Found in: Most liquid dishwashing detergents and hand soaps labeled “antibacterial.”
Health Risks: Triclosan is an aggressive antibacterial agent that can promote the growth of drug-resistant bacteria. Explains Sutton: “The American Medical Association has found no evidence that these antimicrobials make us healthier or safer, and they’re particularly concerned because they don’t want us overusing antibacterial chemicals — that’s how microbes develop resistance, and not just to these [household antibacterials], but also to real antibiotics that we need.” Other studies have now found dangerous concentrations of triclosan in rivers and streams, where it is toxic to algae. The EPA is currently investigating whether triclosan may also disrupt endocrine (hormonal) function. It is a probable carcinogen. At press time, the agency was reviewing the safety of triclosan in consumer products.
Healthier Choice: Use simple detergents and soaps with short ingredient lists, and avoid antibacterial products with triclosan for home use. If you’re hooked on hand sanitizer, choose one that is alcohol-based and without triclosan.
4. Quarternary Ammonium Compounds, or “QUATS”
Found in: Fabric softener liquids and sheets, most household cleaners labeled “antibacterial.”
Health Risks: Quats are another type of antimicrobial, and thus pose the same problem as triclosan by helping breed antibiotic-resistant bacteria.
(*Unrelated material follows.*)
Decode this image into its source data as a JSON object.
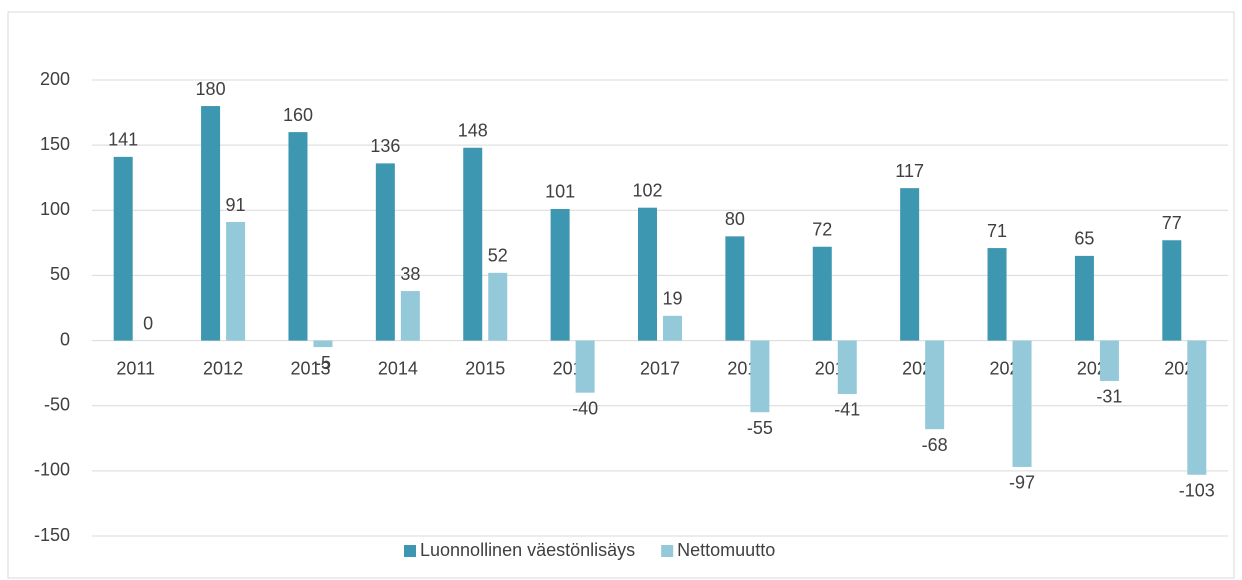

They’re also a skin irritant; one 10-year study of contact dermatitis found quats to be one of the leading causes. According to Rebecca Sutton, PhD, a senior scientist at the Environmental Working Group (EWG), they’re also suspected as a culprit for respiratory disorders: “There’s evidence that even healthy people who are [exposed to quats] on a regular basis develop asthma as a result.”
Healthier Choice: You don’t really need fabric softener or dryer sheets to soften clothes or get rid of static: Simple vinegar works just as well. “Vinegar is the natural fabric softener of choice for many reasons,” explains Karyn Siegel-Maier in her book The Naturally Clean Home (Storey Publishing, 2008). “Not only is it nontoxic, it also removes soap residue in the rinse cycle and helps to prevent static cling in the dryer.” White vinegar is your best choice for general cleaning; other types can stain.
Alternatives to chemical disinfectants abound, including antibacterial, antifungal tea-tree oil. Mix a few drops of tea-tree oil and a tablespoon of vinegar with water in a spray bottle for a safe, germ killing, all-purpose cleaner. Add a couple of drops of lavender essential oil for scent.